As Zonas de Centralidade (ZEC - com concentração de atividades econômicas) permanecem reconhecidas por sua função estratégica no tecido urbano, enquanto as Zonas de Preservação (ZEPH) recebem diretrizes específicas para salvaguarda da memória cultural.
A proposta também prevê o aproveitamento de imóveis ociosos com fins habitacionais e patrimoniais, por meio das figuras dos Imóveis Especiais de Interesse Social (IEIS) e dos Imóveis Especiais de Preservação (IEP).
HABITAÇÃO DE INTERESSE SOCIAL
A nova lei também dá um salto considerável em relação à viabilidade da habitação de interesse social no Recife. Para quem constrói, a cidade entrará numa nova fase para projetos como os do Minha Casa, Minha Vida, com o potencial construtivo de áreas comuns podendo ser utilizado como área privativa.
Em outras palavras, significa que a prefeitura vai permitir a ampliação da área construída privativa quando se trata de habitação de interesse social, o que desdobra em número maior de unidades habitacionais por empreendimento e conseguinte margem de lucro para o construtor, viabilizando economicamente a atração deste tipo de moradia para a cidade, que atualmente tem um número restrito de habitações.
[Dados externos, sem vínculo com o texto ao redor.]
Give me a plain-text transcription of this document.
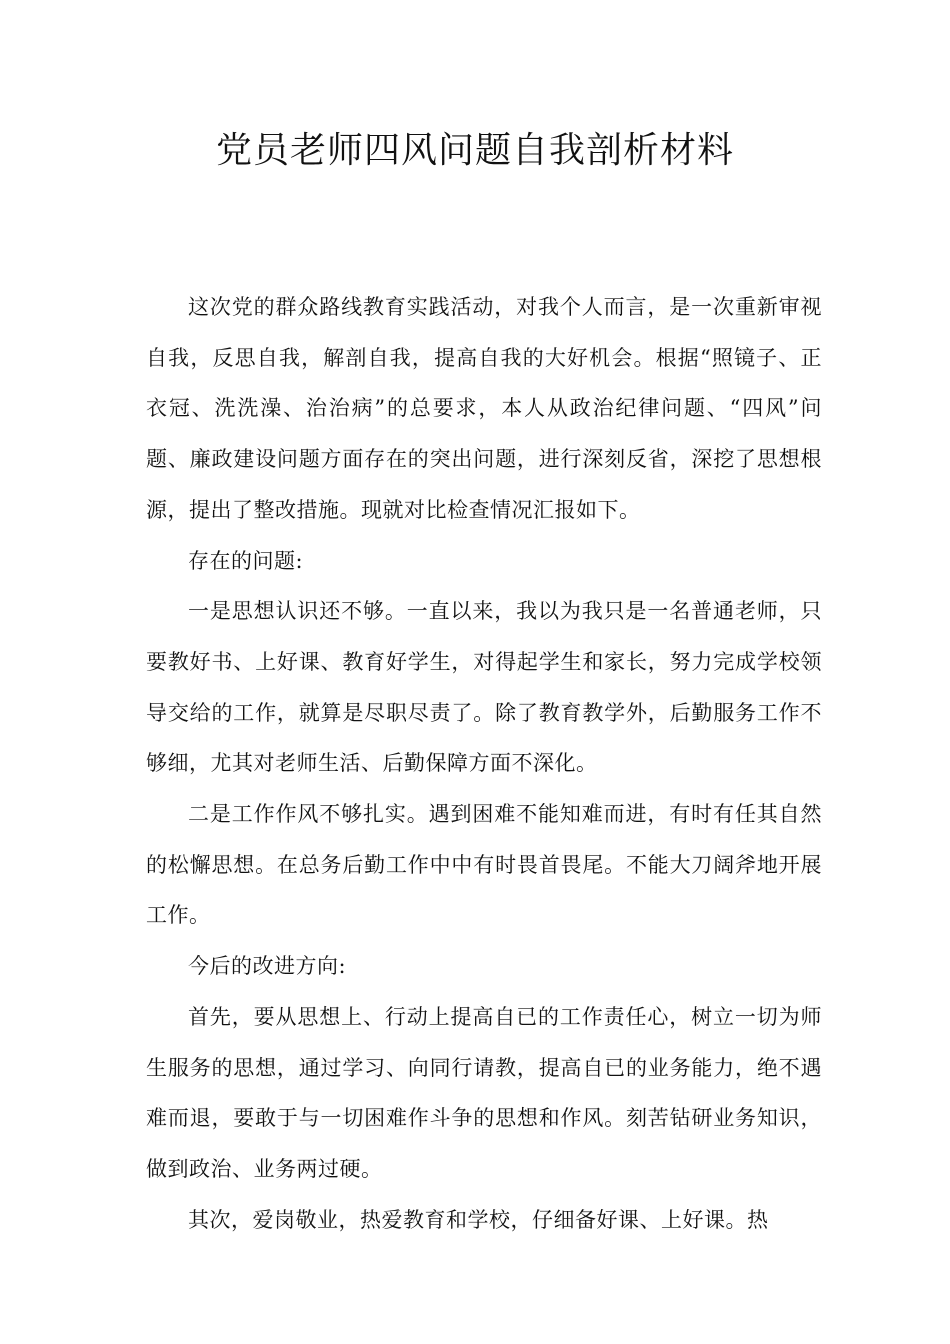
党员老师四风问题自我剖析材料

这次党的群众路线教育实践活动，对我个人而言，是一次重新审视自我，反思自我，解剖自我，提高自我的大好机会。根据“照镜子、正衣冠、洗洗澡、治治病”的总要求，本人从政治纪律问题、“四风”问题、廉政建设问题方面存在的突出问题，进行深刻反省，深挖了思想根源，提出了整改措施。现就对比检查情况汇报如下。

存在的问题:

一是思想认识还不够。一直以来，我以为我只是一名普通老师，只要教好书、上好课、教育好学生，对得起学生和家长，努力完成学校领导交给的工作，就算是尽职尽责了。除了教育教学外，后勤服务工作不够细，尤其对老师生活、后勤保障方面不深化。

二是工作作风不够扎实。遇到困难不能知难而进，有时有任其自然的松懈思想。在总务后勤工作中中有时畏首畏尾。不能大刀阔斧地开展工作。

今后的改进方向:

首先，要从思想上、行动上提高自已的工作责任心，树立一切为师生服务的思想，通过学习、向同行请教，提高自已的业务能力，绝不遇难而退，要敢于与一切困难作斗争的思想和作风。刻苦钻研业务知识，做到政治、业务两过硬。

其次，爱岗敬业，热爱教育和学校，仔细备好课、上好课。热
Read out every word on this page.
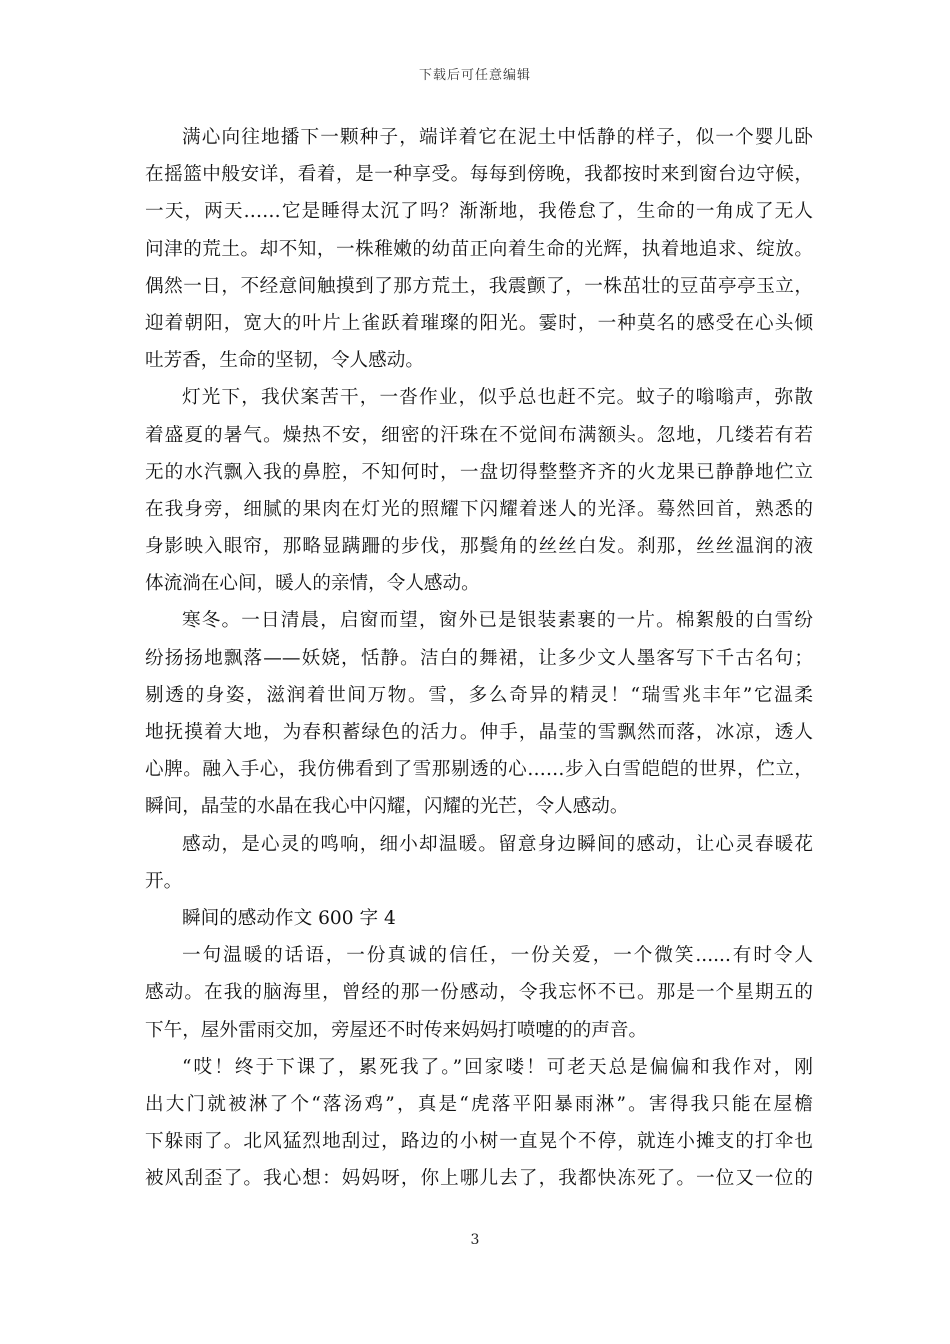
下载后可任意编辑
满心向往地播下一颗种子，端详着它在泥土中恬静的样子，似一个婴儿卧
在摇篮中般安详，看着，是一种享受。每每到傍晚，我都按时来到窗台边守候，
一天，两天……它是睡得太沉了吗？渐渐地，我倦怠了，生命的一角成了无人
问津的荒土。却不知，一株稚嫩的幼苗正向着生命的光辉，执着地追求、绽放。
偶然一日，不经意间触摸到了那方荒土，我震颤了，一株茁壮的豆苗亭亭玉立，
迎着朝阳，宽大的叶片上雀跃着璀璨的阳光。霎时，一种莫名的感受在心头倾
吐芳香，生命的坚韧，令人感动。
灯光下，我伏案苦干，一沓作业，似乎总也赶不完。蚊子的嗡嗡声，弥散
着盛夏的暑气。燥热不安，细密的汗珠在不觉间布满额头。忽地，几缕若有若
无的水汽飘入我的鼻腔，不知何时，一盘切得整整齐齐的火龙果已静静地伫立
在我身旁，细腻的果肉在灯光的照耀下闪耀着迷人的光泽。蓦然回首，熟悉的
身影映入眼帘，那略显蹒跚的步伐，那鬓角的丝丝白发。刹那，丝丝温润的液
体流淌在心间，暖人的亲情，令人感动。
寒冬。一日清晨，启窗而望，窗外已是银装素裹的一片。棉絮般的白雪纷
纷扬扬地飘落——妖娆，恬静。洁白的舞裙，让多少文人墨客写下千古名句；
剔透的身姿，滋润着世间万物。雪，多么奇异的精灵！“瑞雪兆丰年”它温柔
地抚摸着大地，为春积蓄绿色的活力。伸手，晶莹的雪飘然而落，冰凉，透人
心脾。融入手心，我仿佛看到了雪那剔透的心……步入白雪皑皑的世界，伫立，
瞬间，晶莹的水晶在我心中闪耀，闪耀的光芒，令人感动。
感动，是心灵的鸣响，细小却温暖。留意身边瞬间的感动，让心灵春暖花
开。
瞬间的感动作文 600 字 4
一句温暖的话语，一份真诚的信任，一份关爱，一个微笑......有时令人
感动。在我的脑海里，曾经的那一份感动，令我忘怀不已。那是一个星期五的
下午，屋外雷雨交加，旁屋还不时传来妈妈打喷嚏的的声音。
“哎！终于下课了，累死我了。”回家喽！可老天总是偏偏和我作对，刚
出大门就被淋了个“落汤鸡”，真是“虎落平阳暴雨淋”。害得我只能在屋檐
下躲雨了。北风猛烈地刮过，路边的小树一直晃个不停，就连小摊支的打伞也
被风刮歪了。我心想：妈妈呀，你上哪儿去了，我都快冻死了。一位又一位的
3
Estima-se que as áreas de potencial construtivos dos lotes aumentem em quase 50%.
RETROFIT E CRÉDITO
A prefeitura está integrando à nova legislação a promessa feita ainda durante a campanha para reeleição do prefeito João Campos (PSB), que dava conta da criação de um bônus ou crédito construtivo a partir da priorização de projetos de retrofit (reforma para novo uso) de edificações no Centro da cidade.
Pelo texto, a cada metro quadrado reformado nos bairros da Boa Vista, Santo Antônio, São José e Bairro do Recife com destinação a uso habitacional, o construtor recebe um metro quadrado para obras em Boa Viagem, quando da Outorga Onerosa do Direito de Construir. No caso de habitação social nos bairros citados do Centro do Recife, o crédito passa de 1 metro quadrado para 2 metros quadrados.
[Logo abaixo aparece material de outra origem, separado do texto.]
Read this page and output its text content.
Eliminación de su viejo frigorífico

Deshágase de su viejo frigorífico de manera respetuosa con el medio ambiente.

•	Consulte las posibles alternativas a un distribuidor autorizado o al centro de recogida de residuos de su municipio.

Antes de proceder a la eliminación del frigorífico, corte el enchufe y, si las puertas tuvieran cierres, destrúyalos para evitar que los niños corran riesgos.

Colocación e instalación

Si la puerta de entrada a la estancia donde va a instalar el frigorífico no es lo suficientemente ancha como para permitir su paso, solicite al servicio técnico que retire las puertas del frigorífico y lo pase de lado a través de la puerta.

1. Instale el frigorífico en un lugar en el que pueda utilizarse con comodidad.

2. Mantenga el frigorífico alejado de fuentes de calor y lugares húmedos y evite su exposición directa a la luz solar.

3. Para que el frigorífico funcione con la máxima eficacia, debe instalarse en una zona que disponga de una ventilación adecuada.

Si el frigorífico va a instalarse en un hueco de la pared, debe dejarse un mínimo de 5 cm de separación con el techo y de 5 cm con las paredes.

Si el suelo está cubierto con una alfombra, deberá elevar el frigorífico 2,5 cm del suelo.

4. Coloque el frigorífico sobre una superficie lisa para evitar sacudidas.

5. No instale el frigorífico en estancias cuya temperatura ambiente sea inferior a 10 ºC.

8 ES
Apesar de celebrar a medida, o setor construtivo aponta que o ideal seria não restringir o crédito apenas para novas edificações em Boa Viagem, vide a falta de terrenos e o já alto adensamento do bairro da Zona Sul.
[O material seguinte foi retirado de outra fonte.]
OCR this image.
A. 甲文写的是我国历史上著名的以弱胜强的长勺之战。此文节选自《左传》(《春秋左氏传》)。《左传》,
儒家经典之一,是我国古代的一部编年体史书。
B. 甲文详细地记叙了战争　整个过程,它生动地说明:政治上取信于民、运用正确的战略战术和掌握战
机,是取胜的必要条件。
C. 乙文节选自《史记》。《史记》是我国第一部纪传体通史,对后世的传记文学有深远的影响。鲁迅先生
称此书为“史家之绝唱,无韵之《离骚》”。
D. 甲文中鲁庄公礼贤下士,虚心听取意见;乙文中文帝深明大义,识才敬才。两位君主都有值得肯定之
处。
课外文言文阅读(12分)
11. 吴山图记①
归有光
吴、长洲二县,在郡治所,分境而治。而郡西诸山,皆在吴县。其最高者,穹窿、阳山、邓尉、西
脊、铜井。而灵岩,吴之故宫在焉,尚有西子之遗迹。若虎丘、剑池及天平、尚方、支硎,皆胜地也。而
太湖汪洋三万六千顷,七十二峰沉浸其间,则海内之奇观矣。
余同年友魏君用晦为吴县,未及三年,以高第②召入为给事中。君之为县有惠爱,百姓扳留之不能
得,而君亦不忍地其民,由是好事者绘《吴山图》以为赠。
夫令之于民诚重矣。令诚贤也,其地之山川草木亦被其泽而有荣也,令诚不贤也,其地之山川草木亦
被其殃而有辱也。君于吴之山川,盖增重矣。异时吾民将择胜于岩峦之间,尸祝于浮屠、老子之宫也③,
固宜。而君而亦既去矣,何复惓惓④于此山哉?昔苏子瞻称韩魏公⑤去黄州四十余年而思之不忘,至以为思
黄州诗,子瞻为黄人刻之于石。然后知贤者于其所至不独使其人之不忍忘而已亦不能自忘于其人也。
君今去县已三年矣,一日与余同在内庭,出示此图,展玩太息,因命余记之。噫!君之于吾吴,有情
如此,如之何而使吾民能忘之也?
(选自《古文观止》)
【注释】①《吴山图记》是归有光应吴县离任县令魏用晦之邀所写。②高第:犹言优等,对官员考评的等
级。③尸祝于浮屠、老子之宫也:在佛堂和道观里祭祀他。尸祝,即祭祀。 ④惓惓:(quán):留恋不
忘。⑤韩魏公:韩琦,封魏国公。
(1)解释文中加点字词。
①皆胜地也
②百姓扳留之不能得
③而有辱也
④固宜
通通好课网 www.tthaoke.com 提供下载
CUIDADOS COM ADENSAMENTO SEM INFRAESTRUTURA
O setor, aliás, alerta para a manutenção dos trechos da Lei dos 12 bairros (que limita altura de construções em áreas nobres) e a dificuldade para desmembramento de lotes ainda ajudar a manter o adensamento em áreas já consolidadas da cidade e também nos bairros vizinhos que estão à margem da lei. A restrição a novos empreendimentos tem gerado concentração em alguns poucos bairros, levando ao encarecimento do metro quadrado e ao desenvolvimento da cidade de maneira não uniforme.
Para o CAU-PE entre os pontos considerados críticos estão ainda a complexidade da aplicação setorial, a ausência de mecanismos de monitoramento da política urbana e a dependência de regulamentações futuras para operacionalização de critérios técnicos. Também são apontados o descompasso entre os parâmetros de adensamento propostos e a infraestrutura urbana instalada em algumas áreas da cidade, o que pode levar a um número maior de construções sem a garantia de infraestrutura adequada para atender a população.
“O avanço normativo proposto depende diretamente da articulação entre regulamentações complementares, capacidade de fiscalização e investimentos públicos estruturantes, especialmente em áreas vulneráveis”, complementa Salomão.